LA IMPUGNACIÓN Insistiendo en los argumentos expuestos en el libelo primigenio, el apoderado de FAIVER AUGUSTO SEGURA OCHOA, recurrió la decisión de primer grado. Hizo además un análisis gramatical de los requisitos contemplados en el numeral 7º del artículo 3º del Acuerdo 159 de 2011, para insistir en que sí es posible que su protegido jurídico acceda al empleo que considera ser similar funcionalmente al que se postuló. CONSIDERACIONES DE LA SALA De conformidad con lo establecido en el artículo 2º del Decreto 1382 de 2000, la Sala de Casación Penal de la Corte Suprema de Justicia es competente para resolver la impugnación interpuesta contra el fallo proferido por la Sala Penal del Tribunal Superior de Neiva, como pasará a verse. 1.

Procedencia Excepcional de la Acción de Tutela contra Actos Administrativos. El canon 29 de la Constitución, establece el debido proceso como una garantía fundamental de quienes intervienen en actuaciones tanto judiciales como administrativas, además ordena su observancia a la Administración, siempre respetando las formas previamente definidas por el ordenamiento jurídico y los principios de contradicción e imparcialidad, garantizando que las decisiones se emitan con acatamiento de las etapas y los procedimientos señalados en las disposiciones pertinentes para que sus actos no resulten en contravía de éstas ni del ordenamiento superior.
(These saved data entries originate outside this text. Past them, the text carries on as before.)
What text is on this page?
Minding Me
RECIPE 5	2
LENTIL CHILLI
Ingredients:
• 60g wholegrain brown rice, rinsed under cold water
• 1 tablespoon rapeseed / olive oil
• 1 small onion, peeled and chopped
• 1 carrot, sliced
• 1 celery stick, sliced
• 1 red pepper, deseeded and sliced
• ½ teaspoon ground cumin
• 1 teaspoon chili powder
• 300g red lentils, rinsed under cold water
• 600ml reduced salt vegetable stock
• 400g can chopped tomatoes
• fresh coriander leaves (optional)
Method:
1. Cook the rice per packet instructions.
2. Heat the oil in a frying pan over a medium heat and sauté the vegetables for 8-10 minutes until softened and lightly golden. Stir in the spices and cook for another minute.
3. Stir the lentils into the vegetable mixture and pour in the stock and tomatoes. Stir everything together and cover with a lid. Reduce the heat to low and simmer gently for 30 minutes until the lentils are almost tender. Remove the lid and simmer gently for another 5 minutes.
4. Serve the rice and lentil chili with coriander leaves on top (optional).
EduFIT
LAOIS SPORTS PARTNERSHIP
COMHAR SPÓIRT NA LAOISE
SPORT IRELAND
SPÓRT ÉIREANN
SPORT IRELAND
Sobre el particular, ha dicho la Corte Constitucional que: “… El derecho al debido proceso administrativo garantiza a las personas la posibilidad de acceder a un proceso justo y adecuado, en el cual tengan derecho a conocer las actuaciones de la administración, a pedir y a controvertir las pruebas, a ejercer con plenitud su derecho de defensa, a impugnar los actos administrativos y en fin a gozar de todas las garantías establecidas en su beneficio ”.
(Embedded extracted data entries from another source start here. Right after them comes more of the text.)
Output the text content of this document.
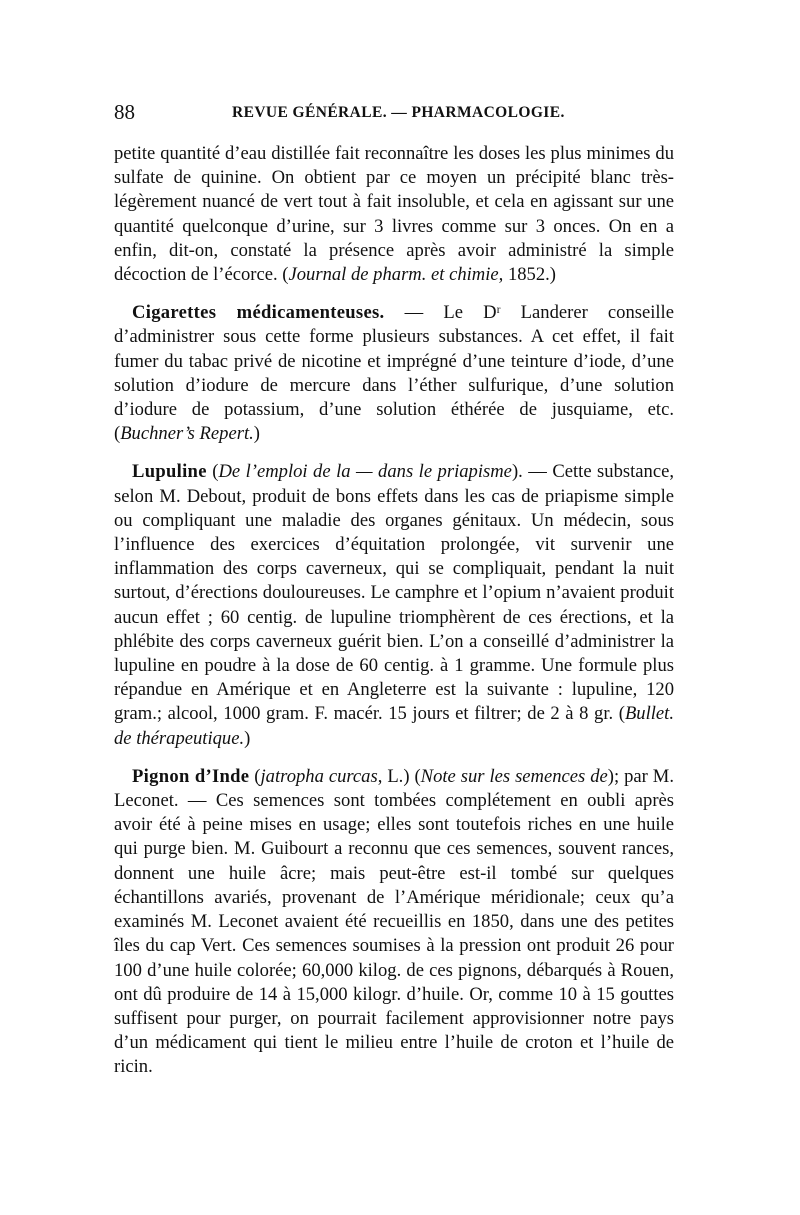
88	REVUE GÉNÉRALE. — PHARMACOLOGIE.

petite quantité d’eau distillée fait reconnaître les doses les plus minimes du sulfate de quinine. On obtient par ce moyen un précipité blanc très-légèrement nuancé de vert tout à fait insoluble, et cela en agissant sur une quantité quelconque d’urine, sur 3 livres comme sur 3 onces. On en a enfin, dit-on, constaté la présence après avoir administré la simple décoction de l’écorce. (Journal de pharm. et chimie, 1852.)

Cigarettes médicamenteuses. — Le Dʳ Landerer conseille d’administrer sous cette forme plusieurs substances. A cet effet, il fait fumer du tabac privé de nicotine et imprégné d’une teinture d’iode, d’une solution d’iodure de mercure dans l’éther sulfurique, d’une solution d’iodure de potassium, d’une solution éthérée de jusquiame, etc. (Buchner’s Repert.)

Lupuline (De l’emploi de la — dans le priapisme). — Cette substance, selon M. Debout, produit de bons effets dans les cas de priapisme simple ou compliquant une maladie des organes génitaux. Un médecin, sous l’influence des exercices d’équitation prolongée, vit survenir une inflammation des corps caverneux, qui se compliquait, pendant la nuit surtout, d’érections douloureuses. Le camphre et l’opium n’avaient produit aucun effet ; 60 centig. de lupuline triomphèrent de ces érections, et la phlébite des corps caverneux guérit bien. L’on a conseillé d’administrer la lupuline en poudre à la dose de 60 centig. à 1 gramme. Une formule plus répandue en Amérique et en Angleterre est la suivante : lupuline, 120 gram.; alcool, 1000 gram. F. macér. 15 jours et filtrer; de 2 à 8 gr. (Bullet. de thérapeutique.)

Pignon d’Inde (jatropha curcas, L.) (Note sur les semences de); par M. Leconet. — Ces semences sont tombées complétement en oubli après avoir été à peine mises en usage; elles sont toutefois riches en une huile qui purge bien. M. Guibourt a reconnu que ces semences, souvent rances, donnent une huile âcre; mais peut-être est-il tombé sur quelques échantillons avariés, provenant de l’Amérique méridionale; ceux qu’a examinés M. Leconet avaient été recueillis en 1850, dans une des petites îles du cap Vert. Ces semences soumises à la pression ont produit 26 pour 100 d’une huile colorée; 60,000 kilog. de ces pignons, débarqués à Rouen, ont dû produire de 14 à 15,000 kilogr. d’huile. Or, comme 10 à 15 gouttes suffisent pour purger, on pourrait facilement approvisionner notre pays d’un médicament qui tient le milieu entre l’huile de croton et l’huile de ricin.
A pesar de lo anterior, puede darse el caso de que la administración al adelantar una actuación o al expedir un acto propio de esta naturaleza, desconozca alguno de los procedimientos establecidos y con ello vulnere el debido proceso. Para esta clase de situaciones, el ordenamiento jurídico ha previsto medios ordinarios de defensa para atacar esas decisiones y restablecer los derechos que hayan sido afectados. 2.

Requisitos de admisibilidad de la acción de tutela contra actos administrativos. El artículo 86 de la Constitución Política establece que toda persona tiene derecho a promover esta acción ante los jueces con miras a obtener la protección inmediata de sus derechos fundamentales, cuando le sean vulnerados o amenazados por cualquier autoridad pública o por particulares en los casos previstos de forma expresa en la ley, siempre que no exista otro medio de defensa judicial, o existiendo, cuando la tutela se utilice como mecanismo transitorio para evitar la materialización de un perjuicio irremediable.

En diferentes oportunidades, la Sala ha precisado que el instrumento mencionado no se encuentra diseñado con miras a reemplazar al juez competente, de ahí que no sea de recibo cuando se advierte que el accionante cuenta con otro mecanismo judicial para invocar la protección de los derechos fundamentales que considera, le han sido vulnerados.

De tal forma, la competencia del juez de tutela se limita al examen y verificación del acto por el cual se presume, son violadas o amenazadas las garantías superiores. Es por ello, que se han fijado criterios generales sobre la procedencia formal del amparo, los que han sido estatuidos en el artículo 6° del Decreto 2591 de 1991 cuyo numeral primero señala la existencia de otro medio de defensa judicial para lograr la protección que por vía de la acción constitucional se pretende obtener. 3.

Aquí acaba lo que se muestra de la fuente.